帝国の軍とは妙なものだ。カサンドラは口にはしないが、そう感じた。
女性という理由だけで、ガイエスブルグ要塞の立ち入りが遅らされ、彼女は王虎で待機していた。女性が社会進出していないためだろうが、役に立つかわからない下士官より自分の方が役に立つ。すこしばかり、ふて腐れる。
暇でどうしようもなく、カサンドラは寝ようとした。
遮ったのは、フェルナー准将からの呼び出し。予想していない呼び出しに不可解に感じながら、やっと王虎から脱出できた。
でかい要塞に、背の低い彼女。やはり、この背を恨んだ。なんだか自分をちっぽけに感じてしまう。
無駄に腹を立てながらフェルナー准将を探す。見つからないというより、誰が誰やらわからない。ワーレンとルッツも区別がつかんが、他も充分わかりづらい。
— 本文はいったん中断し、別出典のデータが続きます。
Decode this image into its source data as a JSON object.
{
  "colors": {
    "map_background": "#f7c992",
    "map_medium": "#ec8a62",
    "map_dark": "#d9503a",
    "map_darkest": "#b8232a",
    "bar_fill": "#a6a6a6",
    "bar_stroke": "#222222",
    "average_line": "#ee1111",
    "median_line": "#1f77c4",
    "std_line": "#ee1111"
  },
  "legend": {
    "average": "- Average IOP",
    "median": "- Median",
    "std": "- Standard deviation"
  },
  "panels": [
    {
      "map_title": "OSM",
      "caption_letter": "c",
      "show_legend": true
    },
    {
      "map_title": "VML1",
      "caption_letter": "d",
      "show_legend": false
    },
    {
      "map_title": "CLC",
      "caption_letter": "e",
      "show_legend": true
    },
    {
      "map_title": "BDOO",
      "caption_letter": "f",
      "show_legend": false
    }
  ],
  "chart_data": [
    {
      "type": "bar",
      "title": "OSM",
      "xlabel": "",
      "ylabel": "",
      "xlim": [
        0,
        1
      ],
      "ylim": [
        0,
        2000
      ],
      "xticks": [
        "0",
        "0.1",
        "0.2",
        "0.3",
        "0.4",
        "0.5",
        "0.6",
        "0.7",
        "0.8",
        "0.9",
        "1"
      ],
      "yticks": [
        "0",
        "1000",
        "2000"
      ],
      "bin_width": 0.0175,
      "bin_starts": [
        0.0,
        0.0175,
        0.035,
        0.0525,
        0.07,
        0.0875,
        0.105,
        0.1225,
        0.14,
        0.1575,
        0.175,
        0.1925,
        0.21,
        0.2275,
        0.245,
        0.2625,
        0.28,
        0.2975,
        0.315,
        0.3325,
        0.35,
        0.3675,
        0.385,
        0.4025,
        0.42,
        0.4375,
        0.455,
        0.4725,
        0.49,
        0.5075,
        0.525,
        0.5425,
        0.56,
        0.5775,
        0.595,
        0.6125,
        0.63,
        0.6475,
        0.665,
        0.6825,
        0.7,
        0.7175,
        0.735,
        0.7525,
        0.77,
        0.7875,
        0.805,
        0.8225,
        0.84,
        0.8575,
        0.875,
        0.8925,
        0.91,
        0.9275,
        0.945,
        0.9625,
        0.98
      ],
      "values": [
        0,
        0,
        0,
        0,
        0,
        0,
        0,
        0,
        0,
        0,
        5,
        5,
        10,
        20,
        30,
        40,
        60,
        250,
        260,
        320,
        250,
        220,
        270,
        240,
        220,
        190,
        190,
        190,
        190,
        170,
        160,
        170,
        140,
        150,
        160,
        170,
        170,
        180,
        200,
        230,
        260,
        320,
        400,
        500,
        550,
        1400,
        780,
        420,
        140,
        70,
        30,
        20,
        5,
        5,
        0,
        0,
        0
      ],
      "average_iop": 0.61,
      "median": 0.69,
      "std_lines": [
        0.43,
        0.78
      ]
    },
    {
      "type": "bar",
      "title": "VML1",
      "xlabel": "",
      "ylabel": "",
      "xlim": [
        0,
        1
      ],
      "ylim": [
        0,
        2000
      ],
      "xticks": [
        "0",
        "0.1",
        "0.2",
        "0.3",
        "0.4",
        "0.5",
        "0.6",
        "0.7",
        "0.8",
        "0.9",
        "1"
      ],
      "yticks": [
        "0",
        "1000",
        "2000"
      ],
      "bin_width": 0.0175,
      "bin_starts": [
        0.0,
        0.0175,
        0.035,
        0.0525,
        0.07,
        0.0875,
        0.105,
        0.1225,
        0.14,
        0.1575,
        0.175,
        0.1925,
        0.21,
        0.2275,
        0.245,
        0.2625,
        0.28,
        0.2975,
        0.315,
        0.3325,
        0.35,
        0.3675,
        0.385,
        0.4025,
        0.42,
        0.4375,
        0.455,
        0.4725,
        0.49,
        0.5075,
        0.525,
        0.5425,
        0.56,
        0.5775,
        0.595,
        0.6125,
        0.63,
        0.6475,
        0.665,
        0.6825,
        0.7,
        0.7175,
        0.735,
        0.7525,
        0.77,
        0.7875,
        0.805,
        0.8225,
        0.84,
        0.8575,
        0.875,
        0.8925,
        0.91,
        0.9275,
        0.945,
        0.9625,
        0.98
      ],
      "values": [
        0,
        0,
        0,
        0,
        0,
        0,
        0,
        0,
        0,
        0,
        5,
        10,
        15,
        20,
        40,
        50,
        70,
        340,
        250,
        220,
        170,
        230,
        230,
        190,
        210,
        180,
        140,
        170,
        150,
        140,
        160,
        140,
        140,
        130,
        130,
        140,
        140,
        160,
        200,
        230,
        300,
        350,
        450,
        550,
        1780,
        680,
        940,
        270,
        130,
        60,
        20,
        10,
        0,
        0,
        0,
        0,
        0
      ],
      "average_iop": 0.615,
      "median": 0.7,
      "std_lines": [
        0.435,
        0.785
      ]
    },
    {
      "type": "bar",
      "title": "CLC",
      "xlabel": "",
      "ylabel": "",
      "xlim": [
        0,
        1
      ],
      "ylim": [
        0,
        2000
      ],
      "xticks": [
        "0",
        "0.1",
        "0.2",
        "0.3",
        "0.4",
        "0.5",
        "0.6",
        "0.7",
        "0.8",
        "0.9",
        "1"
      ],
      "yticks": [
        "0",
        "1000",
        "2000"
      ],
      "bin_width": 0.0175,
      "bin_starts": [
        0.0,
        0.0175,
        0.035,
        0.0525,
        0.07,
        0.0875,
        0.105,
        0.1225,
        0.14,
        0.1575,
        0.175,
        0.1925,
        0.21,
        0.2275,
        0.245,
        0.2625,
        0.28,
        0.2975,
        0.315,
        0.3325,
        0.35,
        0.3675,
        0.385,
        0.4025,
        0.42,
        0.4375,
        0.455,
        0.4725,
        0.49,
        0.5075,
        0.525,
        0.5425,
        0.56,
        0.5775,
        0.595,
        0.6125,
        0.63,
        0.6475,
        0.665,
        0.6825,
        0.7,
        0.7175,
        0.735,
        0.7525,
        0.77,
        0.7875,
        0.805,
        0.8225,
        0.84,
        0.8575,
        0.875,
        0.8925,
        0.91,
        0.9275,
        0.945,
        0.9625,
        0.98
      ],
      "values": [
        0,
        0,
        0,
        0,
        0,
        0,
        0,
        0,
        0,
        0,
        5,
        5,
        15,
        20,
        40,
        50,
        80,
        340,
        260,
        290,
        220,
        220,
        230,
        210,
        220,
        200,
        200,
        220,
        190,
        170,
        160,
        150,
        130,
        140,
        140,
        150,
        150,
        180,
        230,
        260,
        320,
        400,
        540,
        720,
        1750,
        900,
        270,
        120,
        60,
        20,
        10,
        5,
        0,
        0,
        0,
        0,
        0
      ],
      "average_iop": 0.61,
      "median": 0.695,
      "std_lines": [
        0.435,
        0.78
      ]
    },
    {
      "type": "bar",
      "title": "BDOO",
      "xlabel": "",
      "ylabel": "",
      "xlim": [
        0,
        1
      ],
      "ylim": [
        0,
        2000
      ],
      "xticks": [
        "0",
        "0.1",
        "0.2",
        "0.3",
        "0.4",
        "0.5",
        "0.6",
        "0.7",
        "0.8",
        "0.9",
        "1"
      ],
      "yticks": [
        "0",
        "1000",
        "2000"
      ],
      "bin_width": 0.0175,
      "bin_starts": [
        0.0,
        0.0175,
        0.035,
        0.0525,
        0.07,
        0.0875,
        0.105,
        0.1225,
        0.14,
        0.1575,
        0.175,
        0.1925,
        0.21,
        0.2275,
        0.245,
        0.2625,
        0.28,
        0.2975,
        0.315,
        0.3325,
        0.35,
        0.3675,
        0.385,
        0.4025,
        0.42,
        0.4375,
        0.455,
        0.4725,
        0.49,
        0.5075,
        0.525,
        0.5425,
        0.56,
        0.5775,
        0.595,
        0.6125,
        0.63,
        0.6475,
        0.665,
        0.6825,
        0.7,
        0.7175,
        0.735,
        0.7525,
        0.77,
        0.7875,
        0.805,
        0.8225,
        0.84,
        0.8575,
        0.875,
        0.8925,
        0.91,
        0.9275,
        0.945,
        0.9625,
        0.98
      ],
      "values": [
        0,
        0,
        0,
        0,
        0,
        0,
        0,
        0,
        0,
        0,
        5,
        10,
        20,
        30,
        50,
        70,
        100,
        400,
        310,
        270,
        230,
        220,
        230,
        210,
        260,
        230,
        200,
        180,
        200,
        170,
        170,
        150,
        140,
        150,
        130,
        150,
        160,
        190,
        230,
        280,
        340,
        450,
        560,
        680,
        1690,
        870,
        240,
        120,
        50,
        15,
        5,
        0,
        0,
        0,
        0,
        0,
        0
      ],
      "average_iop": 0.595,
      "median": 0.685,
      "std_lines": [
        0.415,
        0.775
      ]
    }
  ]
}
「ビッテンフェルト提督の配下にいる曹長とはあなた、ですか」
「フェルナー准将でしょうか」

敬礼をしながら尋ねると、フェルナーは不思議そうな顔をした。顔を眺められることは好きではない。
実はフェルナーとマーティルダは面識がある。そしてマーティルダは、カサンドラが来たことにより、変わった歴史の一欠片であった。マーティルダの話は別の物語である。
フェルナーはカサンドラに事の説明をした。ビッテンフェルト提督の元に配属された下士官たちが揉めているようで、フェルナーでは手に負えないらしい。
カサンドラは本音を吐く。

「罰したらいかがです?」
「したいですけど、いきなり多数を罰するわけにはいきませんから」

人材的に、と言われた気がしたので、仕方がなくその現場に向かった。
血の気が多いのは下士官より士官。しかし、関わる機会が多い曹長たる彼女が、ビッテンフェルト同様に血の気が多いと、影響しないようにする方が難しい。揉めたら物理技でも施行しない限り落ち着かないだろう。あくまで彼女がやるなら。ビッテンフェルトを止めるには、「ローエングラム公」や「皇帝」の名を出せば良いが。